Importing and Saving Data
This is part two of my tutorial on learning python from the perspective of an R user. In this lesson, I will cover how to load in and save data using Pandas.
I will have a quick list of functions and their R equivalent on top.
For reading in data:
pd.read_csv()
=read.csv()
pd.read_excel()
=read.xlsx()
for the first sheet
For saving data:
df.to_csv()
=write.csv()
write.xlsx()
=df.to_excel("df.xlsx", index = False, sheet_name = "name", startrow=0, startcol=0)
Reading in CSVs
# import loads in libraries
import pandas as pd
# read_csv to load in data
# you pass the path in. you can use relative paths from here
df = pd.read_csv('../data/pokemon_data.csv')
df.head(2)
# | Name | Type 1 | Type 2 | HP | Attack | Defense | Sp. Atk | Sp. Def | Speed | Generation | Legendary | |
---|---|---|---|---|---|---|---|---|---|---|---|---|
0 | 1 | Bulbasaur | Grass | Poison | 45 | 49 | 49 | 65 | 65 | 45 | 1 | False |
1 | 2 | Ivysaur | Grass | Poison | 60 | 62 | 63 | 80 | 80 | 60 | 1 | False |
Reading in Text Files
In order to read in txt files, you still use the pd.read_csv()
command but you need to specify a delimiter. Some common delimiters are:
- For semi colons:
pd.read_csv('df.txt', sep = ';')
- For tabs:
pd.read_csv('df.txt', sep = '\t')
- For bars:
pd.read_csv('df.txt', sep = '|')
# loading in other file types
# you need to specify the delimiter
txt = pd.read_csv('pokemon_data.txt', sep = '\t')
txt.head(2)
# | Name | Type 1 | Type 2 | HP | Attack | Defense | Sp. Atk | Sp. Def | Speed | Generation | Legendary | |
---|---|---|---|---|---|---|---|---|---|---|---|---|
0 | 1 | Bulbasaur | Grass | Poison | 45 | 49 | 49 | 65 | 65 | 45 | 1 | False |
1 | 2 | Ivysaur | Grass | Poison | 60 | 62 | 63 | 80 | 80 | 60 | 1 | False |
Reading in Excel Files
This is very easy compared to R but there is still some trickiness.
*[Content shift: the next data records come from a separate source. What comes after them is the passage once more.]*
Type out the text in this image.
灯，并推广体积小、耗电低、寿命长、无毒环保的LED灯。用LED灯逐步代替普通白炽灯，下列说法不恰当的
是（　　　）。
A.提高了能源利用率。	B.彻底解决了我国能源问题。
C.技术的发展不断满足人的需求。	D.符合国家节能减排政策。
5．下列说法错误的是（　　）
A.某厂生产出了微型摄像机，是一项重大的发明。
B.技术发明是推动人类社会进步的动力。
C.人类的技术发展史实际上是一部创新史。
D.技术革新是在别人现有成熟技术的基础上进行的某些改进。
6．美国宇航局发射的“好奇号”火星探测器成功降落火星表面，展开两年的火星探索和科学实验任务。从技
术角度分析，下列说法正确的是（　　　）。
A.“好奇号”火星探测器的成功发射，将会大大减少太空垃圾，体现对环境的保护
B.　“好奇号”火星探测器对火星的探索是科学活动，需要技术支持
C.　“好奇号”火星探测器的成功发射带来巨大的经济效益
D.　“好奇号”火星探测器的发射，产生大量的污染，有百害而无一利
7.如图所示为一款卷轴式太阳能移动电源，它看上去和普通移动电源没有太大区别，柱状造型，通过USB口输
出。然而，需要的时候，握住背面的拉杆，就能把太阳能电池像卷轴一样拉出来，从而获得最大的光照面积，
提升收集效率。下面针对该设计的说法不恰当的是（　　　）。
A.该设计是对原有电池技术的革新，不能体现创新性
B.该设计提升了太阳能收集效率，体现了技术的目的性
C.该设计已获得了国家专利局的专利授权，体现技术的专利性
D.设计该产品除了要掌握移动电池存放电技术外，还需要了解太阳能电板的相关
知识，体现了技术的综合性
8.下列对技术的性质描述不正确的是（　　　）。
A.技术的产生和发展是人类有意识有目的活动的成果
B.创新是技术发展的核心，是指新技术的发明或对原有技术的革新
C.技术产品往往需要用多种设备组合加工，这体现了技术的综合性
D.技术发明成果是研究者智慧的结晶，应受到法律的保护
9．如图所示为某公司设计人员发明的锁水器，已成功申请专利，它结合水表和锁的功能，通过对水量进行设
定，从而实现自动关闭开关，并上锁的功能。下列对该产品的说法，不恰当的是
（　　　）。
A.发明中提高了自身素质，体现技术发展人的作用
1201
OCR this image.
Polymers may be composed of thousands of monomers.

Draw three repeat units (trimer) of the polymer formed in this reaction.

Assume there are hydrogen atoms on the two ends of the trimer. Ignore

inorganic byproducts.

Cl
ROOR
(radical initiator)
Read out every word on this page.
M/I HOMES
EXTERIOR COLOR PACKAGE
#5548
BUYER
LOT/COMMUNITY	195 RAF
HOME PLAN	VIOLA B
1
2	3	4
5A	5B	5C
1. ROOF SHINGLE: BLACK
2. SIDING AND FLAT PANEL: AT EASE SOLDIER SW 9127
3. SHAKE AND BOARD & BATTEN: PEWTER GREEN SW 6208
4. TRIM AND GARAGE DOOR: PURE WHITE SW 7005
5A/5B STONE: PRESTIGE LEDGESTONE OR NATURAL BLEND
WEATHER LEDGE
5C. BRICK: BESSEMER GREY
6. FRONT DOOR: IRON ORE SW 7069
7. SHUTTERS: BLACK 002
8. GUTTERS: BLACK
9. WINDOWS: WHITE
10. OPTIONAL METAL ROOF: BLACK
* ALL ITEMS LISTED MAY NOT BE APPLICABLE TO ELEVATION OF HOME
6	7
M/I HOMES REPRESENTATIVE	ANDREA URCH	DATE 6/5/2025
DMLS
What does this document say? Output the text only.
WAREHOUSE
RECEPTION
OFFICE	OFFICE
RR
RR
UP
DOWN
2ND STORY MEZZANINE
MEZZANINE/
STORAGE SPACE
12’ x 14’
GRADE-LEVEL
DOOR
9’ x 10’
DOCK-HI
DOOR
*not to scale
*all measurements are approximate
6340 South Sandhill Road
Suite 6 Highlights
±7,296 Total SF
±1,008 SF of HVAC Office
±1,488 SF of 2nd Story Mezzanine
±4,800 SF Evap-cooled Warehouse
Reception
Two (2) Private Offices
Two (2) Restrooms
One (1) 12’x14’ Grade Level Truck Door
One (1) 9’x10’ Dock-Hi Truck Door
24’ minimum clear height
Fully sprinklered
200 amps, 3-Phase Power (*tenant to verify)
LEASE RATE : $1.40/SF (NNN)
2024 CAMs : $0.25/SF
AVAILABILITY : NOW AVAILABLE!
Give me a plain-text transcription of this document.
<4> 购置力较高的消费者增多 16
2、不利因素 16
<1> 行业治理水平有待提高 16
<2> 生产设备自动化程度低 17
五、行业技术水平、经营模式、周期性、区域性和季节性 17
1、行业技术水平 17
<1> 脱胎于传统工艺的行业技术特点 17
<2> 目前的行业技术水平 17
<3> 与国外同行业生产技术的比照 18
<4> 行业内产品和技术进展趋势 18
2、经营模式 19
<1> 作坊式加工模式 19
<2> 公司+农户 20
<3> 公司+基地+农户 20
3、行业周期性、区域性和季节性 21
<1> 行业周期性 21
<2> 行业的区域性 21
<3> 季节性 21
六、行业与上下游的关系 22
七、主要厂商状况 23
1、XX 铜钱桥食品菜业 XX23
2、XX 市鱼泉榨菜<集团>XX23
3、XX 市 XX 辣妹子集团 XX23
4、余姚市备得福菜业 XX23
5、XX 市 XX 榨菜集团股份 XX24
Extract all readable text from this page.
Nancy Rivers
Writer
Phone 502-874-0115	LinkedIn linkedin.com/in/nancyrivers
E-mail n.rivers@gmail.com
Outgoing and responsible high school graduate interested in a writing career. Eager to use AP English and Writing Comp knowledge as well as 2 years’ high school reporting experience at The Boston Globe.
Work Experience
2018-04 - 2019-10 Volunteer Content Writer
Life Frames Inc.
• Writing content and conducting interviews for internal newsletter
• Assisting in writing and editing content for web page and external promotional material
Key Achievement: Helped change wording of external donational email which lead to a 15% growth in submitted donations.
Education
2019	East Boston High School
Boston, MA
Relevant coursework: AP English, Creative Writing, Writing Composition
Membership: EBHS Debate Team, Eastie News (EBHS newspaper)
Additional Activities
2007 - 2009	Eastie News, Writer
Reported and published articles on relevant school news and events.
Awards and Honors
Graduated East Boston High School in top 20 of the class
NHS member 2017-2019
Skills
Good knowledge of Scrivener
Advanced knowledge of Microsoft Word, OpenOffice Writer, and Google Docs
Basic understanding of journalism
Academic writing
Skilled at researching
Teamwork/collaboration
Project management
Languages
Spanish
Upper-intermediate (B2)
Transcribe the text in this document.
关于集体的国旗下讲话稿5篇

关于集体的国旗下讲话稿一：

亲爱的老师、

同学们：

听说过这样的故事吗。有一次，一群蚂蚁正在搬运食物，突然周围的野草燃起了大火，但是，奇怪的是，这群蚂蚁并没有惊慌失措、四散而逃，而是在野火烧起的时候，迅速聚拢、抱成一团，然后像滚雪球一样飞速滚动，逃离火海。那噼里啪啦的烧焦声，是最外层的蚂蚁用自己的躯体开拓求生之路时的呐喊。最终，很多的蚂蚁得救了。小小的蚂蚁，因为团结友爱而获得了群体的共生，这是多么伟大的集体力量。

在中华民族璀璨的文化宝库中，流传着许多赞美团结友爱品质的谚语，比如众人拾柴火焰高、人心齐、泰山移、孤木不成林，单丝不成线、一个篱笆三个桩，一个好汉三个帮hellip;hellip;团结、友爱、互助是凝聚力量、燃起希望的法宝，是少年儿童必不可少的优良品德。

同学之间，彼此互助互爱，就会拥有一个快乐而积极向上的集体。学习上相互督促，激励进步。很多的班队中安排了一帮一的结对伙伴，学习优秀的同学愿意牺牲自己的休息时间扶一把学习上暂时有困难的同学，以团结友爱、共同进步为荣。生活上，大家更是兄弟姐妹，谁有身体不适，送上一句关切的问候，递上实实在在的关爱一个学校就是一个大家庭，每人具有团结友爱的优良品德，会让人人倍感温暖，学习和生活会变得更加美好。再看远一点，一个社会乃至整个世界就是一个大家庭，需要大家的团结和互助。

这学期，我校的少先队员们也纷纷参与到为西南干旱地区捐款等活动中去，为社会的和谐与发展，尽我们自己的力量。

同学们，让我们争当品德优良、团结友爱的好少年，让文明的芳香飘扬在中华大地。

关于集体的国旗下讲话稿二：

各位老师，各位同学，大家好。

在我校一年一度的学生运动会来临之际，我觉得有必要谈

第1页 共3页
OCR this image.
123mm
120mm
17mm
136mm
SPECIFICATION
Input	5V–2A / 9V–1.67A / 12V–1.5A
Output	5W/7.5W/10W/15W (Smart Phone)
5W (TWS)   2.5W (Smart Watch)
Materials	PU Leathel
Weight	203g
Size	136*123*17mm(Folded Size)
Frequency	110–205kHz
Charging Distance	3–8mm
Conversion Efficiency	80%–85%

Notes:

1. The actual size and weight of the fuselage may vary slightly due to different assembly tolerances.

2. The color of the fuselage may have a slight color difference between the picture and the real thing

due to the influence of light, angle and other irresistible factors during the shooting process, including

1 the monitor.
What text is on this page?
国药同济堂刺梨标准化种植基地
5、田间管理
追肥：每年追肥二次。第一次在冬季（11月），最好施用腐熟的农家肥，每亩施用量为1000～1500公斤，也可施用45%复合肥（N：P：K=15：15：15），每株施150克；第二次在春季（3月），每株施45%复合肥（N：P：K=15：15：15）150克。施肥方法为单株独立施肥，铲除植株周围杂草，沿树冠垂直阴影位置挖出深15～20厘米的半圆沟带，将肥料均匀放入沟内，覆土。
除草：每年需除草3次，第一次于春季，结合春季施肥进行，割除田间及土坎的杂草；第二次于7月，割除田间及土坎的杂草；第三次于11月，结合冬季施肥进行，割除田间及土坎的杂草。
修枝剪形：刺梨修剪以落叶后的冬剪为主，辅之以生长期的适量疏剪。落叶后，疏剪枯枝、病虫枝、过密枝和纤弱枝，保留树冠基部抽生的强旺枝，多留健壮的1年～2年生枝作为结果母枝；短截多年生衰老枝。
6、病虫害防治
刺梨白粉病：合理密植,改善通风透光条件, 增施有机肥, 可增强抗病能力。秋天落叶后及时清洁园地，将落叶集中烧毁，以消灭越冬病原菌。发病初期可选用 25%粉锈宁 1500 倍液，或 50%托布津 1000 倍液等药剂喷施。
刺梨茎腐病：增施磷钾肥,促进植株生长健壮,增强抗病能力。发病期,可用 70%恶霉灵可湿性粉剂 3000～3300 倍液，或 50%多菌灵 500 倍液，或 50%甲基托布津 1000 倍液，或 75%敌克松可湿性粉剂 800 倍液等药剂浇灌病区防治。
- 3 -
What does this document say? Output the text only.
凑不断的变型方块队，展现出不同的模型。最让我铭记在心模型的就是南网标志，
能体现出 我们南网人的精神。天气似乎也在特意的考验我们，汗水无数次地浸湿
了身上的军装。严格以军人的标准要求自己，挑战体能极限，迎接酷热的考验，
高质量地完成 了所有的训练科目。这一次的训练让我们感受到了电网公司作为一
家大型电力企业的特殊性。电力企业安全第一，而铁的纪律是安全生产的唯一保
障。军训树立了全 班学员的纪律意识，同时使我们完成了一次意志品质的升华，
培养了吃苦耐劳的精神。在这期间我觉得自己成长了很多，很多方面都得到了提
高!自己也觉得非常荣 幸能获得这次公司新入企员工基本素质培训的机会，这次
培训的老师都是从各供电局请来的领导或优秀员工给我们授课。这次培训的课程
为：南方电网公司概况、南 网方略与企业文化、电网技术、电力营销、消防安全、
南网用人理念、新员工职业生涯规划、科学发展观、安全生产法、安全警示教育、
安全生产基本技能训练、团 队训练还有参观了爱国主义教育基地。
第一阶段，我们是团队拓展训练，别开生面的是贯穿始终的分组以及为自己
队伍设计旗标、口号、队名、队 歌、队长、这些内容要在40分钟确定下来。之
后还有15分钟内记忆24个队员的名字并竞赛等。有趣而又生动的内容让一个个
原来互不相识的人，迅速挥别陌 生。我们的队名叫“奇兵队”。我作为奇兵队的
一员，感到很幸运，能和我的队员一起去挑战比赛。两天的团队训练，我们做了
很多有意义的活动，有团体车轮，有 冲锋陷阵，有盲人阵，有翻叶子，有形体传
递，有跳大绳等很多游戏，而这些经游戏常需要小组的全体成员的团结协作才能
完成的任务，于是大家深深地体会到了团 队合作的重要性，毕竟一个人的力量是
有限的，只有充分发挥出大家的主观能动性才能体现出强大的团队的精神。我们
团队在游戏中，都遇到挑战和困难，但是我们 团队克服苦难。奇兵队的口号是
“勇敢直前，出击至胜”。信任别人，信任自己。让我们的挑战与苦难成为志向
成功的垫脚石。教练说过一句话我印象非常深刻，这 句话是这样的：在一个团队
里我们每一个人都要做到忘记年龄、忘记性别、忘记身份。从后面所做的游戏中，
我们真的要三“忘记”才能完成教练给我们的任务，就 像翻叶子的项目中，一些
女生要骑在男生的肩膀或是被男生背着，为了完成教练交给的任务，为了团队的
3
# if you just want to read in the first sheet
xlsx = pd.read_excel('pokemon_data.xlsx')
xlsx.tail(2)
# | Name | Type 1 | Type 2 | HP | Attack | Defense | Sp. Atk | Sp. Def | Speed | Generation | Legendary | |
---|---|---|---|---|---|---|---|---|---|---|---|---|
798 | 720.0 | HoopaHoopa Unbound | Psychic | Dark | 80.0 | 160.0 | 60.0 | 170.0 | 130.0 | 80.0 | 6.0 | True |
799 | 721.0 | Volcanion | Fire | Water | 80.0 | 110.0 | 120.0 | 130.0 | 90.0 | 70.0 | 6.0 | True |
The following will let you get the sheet by the index:
xls = pd.ExcelFile('pokemon_data.xlsx')
df1 = xls.parse(0)
df2 = xls.parse(1)
df2.tail(2)
# | Name | Type 1 | Type 2 | HP | Attack | Defense | Sp. Atk | Sp. Def | Speed | Generation | Legendary | |
---|---|---|---|---|---|---|---|---|---|---|---|---|
5 | 5.0 | Charmeleon | Fire | NaN | 58.0 | 64.0 | 58.0 | 80.0 | 65.0 | 80.0 | 1.0 | False |
6 | 6.0 | Charizard | Fire | Flying | 78.0 | 84.0 | 78.0 | 109.0 | 85.0 | 100.0 | 1.0 | False |
The following will let you get the sheet by name:
xls = pd.ExcelFile('pokemon_data.xlsx')
# the sheet name is case sensitive
df1 = pd.read_excel(xls, 'sheet1')
df2 = pd.read_excel(xls, 'sheet2')
df2.tail(2)
# | Name | Type 1 | Type 2 | HP | Attack | Defense | Sp. Atk | Sp. Def | Speed | Generation | Legendary | |
---|---|---|---|---|---|---|---|---|---|---|---|---|
5 | 5.0 | Charmeleon | Fire | NaN | 58.0 | 64.0 | 58.0 | 80.0 | 65.0 | 80.0 | 1.0 | False |
6 | 6.0 | Charizard | Fire | Flying | 78.0 | 84.0 | 78.0 | 109.0 | 85.0 | 100.0 | 1.0 | False |
Saving the Data
It is quite easy to save as a csv. Don't forget to set the index = False.
df.to_csv("df.csv", index = False)
Saving to Excel
There are a couple more options when saving something as an excel. You can specify the sheet name and the row & column start.
df.to_excel("df.xlsx", index = False, sheet_name = "test", startrow=2, startcol=1)
Saving to Text File
df.to_csv("df.txt", sep = '\t')